Tak. To prawdziwy przewrót. Nawet święty Paweł mówi, że mamy prosić… z dziękczynieniem. Błagania łączyć w pakiecie z dziękczynieniem. Dziękczynienie to drzwi do wielbienia. Mam dziękować „w każdym położeniu”. Przeżywam rzeczy, których wolałbym uniknąć. W pracy, w rodzinie. Bóg pyta mnie wtedy: „Poldek, gdzie jest twoje serce?” i podpowiada: „Bądź wdzięczny!”. Albo będę marudził, albo będę wielbił. Zauważyłem, że u mnie za każdym razem działa ten mechanizm: jak marudzę, to już nie wielbię. Moje zadanie? Wyrugować z siebie to wszelkie tupanie nogami, niezadowolenie, i zamienić to na wielbienie
Jak?
W głowie. To wszystko dzieje się na poziomie decyzji. Przeżywam trudności? Jest nie tak, jak bym chciał? Uwielbiam.
Zdajesz sobie sprawę z tego, że mówisz do narodu, który na pytanie: „Jak leci?” odpowiada: „Stara bieda”, podśpiewując sobie pod nosem refren: „Tak mi źle, tak mi źle, tak mi szaro”?
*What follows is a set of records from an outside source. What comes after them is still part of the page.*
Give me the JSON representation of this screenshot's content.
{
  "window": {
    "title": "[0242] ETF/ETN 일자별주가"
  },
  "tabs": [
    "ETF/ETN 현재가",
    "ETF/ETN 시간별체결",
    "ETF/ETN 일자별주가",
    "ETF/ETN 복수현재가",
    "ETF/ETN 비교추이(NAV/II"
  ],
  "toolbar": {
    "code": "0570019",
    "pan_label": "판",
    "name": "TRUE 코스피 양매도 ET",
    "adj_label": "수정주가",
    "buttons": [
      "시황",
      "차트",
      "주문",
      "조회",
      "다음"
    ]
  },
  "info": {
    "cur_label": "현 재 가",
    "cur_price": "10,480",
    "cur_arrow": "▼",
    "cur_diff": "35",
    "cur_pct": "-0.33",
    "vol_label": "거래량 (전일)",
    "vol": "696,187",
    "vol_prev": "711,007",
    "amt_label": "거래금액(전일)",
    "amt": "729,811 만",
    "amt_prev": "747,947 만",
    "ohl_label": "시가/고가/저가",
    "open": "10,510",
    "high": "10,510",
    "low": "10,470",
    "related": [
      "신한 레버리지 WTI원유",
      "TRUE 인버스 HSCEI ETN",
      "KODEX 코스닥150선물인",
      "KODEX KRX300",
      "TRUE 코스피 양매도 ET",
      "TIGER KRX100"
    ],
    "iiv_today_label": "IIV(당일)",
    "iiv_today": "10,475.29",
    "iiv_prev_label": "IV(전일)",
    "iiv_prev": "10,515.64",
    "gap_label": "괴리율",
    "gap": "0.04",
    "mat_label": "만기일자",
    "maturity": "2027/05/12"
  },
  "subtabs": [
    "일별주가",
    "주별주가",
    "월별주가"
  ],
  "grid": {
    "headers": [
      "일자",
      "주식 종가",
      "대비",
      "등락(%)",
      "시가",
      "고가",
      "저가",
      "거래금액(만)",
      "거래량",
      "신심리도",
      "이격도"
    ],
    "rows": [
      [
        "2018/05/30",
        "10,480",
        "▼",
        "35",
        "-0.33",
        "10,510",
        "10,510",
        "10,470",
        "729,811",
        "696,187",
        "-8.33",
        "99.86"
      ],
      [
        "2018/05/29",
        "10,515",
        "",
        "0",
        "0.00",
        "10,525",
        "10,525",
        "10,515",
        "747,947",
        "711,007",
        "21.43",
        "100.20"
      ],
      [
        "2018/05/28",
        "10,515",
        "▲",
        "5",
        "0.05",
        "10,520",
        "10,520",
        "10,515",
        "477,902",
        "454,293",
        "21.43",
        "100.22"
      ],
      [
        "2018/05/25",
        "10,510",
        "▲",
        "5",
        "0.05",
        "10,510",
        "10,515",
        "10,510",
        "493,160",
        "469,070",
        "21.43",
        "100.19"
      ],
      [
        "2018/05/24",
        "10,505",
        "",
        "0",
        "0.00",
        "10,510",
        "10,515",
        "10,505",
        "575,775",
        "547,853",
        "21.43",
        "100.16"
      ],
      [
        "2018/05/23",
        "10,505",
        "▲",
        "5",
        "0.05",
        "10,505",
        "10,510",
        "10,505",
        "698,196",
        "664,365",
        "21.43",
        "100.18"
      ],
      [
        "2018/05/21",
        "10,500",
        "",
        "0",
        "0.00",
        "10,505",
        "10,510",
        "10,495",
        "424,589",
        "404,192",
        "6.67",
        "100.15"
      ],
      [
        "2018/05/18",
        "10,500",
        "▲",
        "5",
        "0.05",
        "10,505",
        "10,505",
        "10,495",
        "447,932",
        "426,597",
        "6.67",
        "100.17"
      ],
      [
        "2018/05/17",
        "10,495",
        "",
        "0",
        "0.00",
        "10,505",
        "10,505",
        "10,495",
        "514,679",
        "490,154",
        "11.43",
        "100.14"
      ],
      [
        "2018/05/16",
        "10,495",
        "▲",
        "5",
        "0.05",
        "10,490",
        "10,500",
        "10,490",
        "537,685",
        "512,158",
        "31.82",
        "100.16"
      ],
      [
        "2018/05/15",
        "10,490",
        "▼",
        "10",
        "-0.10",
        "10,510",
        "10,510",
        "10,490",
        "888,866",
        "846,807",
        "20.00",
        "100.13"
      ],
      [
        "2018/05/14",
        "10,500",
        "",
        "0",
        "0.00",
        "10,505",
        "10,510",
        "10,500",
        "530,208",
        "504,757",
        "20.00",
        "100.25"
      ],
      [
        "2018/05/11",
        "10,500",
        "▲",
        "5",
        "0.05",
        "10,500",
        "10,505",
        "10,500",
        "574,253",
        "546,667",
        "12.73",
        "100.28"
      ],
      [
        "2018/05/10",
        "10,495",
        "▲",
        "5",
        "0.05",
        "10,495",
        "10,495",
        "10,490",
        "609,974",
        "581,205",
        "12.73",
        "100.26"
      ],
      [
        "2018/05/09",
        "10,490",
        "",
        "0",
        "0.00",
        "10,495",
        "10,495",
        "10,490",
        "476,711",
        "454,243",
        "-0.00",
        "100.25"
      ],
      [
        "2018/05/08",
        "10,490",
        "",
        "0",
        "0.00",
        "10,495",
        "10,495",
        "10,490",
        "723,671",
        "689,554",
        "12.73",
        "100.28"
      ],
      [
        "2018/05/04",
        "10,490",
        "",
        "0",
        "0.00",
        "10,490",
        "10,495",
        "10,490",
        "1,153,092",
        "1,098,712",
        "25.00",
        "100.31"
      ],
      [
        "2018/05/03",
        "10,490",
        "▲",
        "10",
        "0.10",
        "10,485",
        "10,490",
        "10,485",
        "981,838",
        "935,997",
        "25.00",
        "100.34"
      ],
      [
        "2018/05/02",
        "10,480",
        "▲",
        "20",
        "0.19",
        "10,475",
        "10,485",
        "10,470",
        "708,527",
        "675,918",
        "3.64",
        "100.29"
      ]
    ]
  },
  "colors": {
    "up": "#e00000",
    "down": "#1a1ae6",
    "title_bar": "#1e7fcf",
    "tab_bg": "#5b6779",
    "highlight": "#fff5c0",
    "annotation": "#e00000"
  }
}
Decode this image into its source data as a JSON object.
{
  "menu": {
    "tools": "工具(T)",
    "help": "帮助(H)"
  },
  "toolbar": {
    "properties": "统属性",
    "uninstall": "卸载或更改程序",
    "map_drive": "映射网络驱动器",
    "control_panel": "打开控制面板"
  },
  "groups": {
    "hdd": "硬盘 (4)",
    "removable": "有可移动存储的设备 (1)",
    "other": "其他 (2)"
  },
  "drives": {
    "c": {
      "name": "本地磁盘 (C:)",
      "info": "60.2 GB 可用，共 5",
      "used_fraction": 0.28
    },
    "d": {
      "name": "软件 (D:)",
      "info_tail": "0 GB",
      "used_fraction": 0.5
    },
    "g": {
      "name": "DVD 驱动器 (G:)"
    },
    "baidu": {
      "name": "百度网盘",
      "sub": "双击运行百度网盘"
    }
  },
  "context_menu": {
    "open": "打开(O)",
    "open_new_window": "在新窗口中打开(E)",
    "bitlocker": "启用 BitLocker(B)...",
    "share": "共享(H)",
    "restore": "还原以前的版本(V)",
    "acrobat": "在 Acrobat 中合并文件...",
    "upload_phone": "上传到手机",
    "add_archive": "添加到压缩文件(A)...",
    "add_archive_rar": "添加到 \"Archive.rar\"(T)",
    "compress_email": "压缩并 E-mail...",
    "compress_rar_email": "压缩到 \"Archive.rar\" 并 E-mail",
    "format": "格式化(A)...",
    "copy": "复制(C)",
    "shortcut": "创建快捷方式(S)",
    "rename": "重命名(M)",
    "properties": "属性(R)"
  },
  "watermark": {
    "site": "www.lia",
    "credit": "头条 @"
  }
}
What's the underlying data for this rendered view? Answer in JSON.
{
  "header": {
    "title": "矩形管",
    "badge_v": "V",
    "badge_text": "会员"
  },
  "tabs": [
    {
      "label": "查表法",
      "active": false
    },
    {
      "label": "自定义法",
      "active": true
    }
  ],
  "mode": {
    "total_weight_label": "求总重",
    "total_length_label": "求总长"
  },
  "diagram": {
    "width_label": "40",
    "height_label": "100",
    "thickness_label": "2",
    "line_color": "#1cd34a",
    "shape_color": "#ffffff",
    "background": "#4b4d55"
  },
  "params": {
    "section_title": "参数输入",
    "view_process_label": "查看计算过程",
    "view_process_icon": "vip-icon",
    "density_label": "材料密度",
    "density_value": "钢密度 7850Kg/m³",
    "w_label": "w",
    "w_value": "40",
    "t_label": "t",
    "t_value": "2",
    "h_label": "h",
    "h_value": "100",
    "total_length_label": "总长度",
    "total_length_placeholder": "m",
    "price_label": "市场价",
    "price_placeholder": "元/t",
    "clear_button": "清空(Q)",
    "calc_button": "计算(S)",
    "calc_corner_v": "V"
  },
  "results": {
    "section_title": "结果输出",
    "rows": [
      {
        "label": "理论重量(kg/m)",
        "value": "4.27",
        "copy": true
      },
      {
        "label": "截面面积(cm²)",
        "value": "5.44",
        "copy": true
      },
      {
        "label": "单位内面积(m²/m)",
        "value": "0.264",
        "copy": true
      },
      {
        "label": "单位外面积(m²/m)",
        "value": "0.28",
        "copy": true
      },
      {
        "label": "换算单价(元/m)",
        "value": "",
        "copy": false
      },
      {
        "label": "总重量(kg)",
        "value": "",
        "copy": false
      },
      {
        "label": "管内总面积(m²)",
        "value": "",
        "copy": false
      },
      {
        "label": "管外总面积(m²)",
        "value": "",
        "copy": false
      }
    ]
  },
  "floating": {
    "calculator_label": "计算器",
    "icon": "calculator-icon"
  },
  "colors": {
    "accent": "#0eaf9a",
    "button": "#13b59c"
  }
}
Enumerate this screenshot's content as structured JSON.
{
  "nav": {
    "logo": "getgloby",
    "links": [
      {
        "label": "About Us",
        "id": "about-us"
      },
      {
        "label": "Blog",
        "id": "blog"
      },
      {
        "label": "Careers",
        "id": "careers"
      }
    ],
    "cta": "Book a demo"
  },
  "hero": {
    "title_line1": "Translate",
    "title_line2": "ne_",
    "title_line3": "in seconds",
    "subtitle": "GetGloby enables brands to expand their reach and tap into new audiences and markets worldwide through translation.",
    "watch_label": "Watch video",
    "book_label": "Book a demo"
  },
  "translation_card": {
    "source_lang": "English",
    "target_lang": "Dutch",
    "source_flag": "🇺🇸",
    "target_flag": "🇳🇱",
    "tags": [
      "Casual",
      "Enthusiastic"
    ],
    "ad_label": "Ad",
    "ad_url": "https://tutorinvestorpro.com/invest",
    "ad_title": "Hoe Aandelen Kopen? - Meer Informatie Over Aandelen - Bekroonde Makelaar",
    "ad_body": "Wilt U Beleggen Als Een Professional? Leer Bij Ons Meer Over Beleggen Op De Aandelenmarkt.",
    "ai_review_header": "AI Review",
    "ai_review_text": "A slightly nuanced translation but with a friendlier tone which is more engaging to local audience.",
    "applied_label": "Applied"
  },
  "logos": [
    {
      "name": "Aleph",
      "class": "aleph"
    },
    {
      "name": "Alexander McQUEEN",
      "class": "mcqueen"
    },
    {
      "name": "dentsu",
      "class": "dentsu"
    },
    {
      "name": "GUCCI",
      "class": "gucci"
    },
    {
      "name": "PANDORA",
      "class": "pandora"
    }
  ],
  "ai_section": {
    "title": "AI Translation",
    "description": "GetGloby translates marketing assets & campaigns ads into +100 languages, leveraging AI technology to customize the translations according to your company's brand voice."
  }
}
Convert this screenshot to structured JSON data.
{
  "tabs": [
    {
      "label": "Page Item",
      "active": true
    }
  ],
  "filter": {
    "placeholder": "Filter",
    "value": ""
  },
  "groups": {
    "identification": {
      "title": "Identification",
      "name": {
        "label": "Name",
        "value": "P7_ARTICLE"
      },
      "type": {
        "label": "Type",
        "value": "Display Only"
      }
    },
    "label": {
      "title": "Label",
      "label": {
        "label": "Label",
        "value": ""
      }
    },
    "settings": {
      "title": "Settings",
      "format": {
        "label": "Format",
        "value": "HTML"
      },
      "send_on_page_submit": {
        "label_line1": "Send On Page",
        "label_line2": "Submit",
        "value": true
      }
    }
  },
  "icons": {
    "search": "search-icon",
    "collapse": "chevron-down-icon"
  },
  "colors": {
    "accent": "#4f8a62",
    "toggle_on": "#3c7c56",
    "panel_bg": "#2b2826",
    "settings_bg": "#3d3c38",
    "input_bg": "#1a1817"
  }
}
Tak. (śmiech) Wystarczy wejść do sklepu i posłuchać rozmów przy kasie… Problemy będą zawsze. Ja po prostu nie chcę ich już szukać. Strata czasu. Wolę w tym czasie szukać Kogoś innego. Wejście w uwielbienie dokonuje się w głowie. Mówię: „Panie, wiem, że jesteś. Teraz. Teraz ze mną. Jesteś ze mną online. Blisko. Nie śpisz. Mogę Cię uwielbiać wszędzie”. Kiedyś w czasie bardzo trudnej sytuacji Bóg nauczył mnie pewnej modlitwy: „Uwielbiam Cię, Panie, że Ty w tej sytuacji już zwyciężyłeś” (mimo że wszystko wokół krzyczy: „A przecież nie zwyciężył!”).
„Chrześcijanin coś ma, zanim jeszcze to ma” – powiedział mi Donald Turbitt. To znaczy – dziękuje za coś, czego… jeszcze nie widzi.
Tak. To jest wiara. W czasie burzy uwielbiam Boga za to, że za chwilę wyjdzie słońce. Że jest ze mną w tej burzy. W każdej mojej burzy jest ze mną. Jestem w Jego sercu. To nie pobożna metafora – to prawda. To jest Jego słowo. Ufam temu słowu bardziej niż temu, co mówi świat.
Bardziej ufasz Jego słowu niż porażającej rzeczywistości za oknem, na przykład pękających w szwach oddziałom onkologii?
Sam byłem niedawno w szpitalu, gdzie przeżyłem operację. Wycięcie sporego guza, który nieoczekiwanie wbrew wcześniejszym diagnozom nie okazał się złośliwy.
Odetchnąłeś?
Myślałem już, że odchodzę, i ten szpital był dla mnie rodzajem rekolekcji. „Panie – wołałem – już niedługo się zobaczymy!”. Ale potem zauważyłem, jak mocno tę sytuację przeżywają moi najbliżsi (żona i czworo dzieci), więc powiedziałem: „Zostaw mnie. Zachowaj mnie. Dla nich”.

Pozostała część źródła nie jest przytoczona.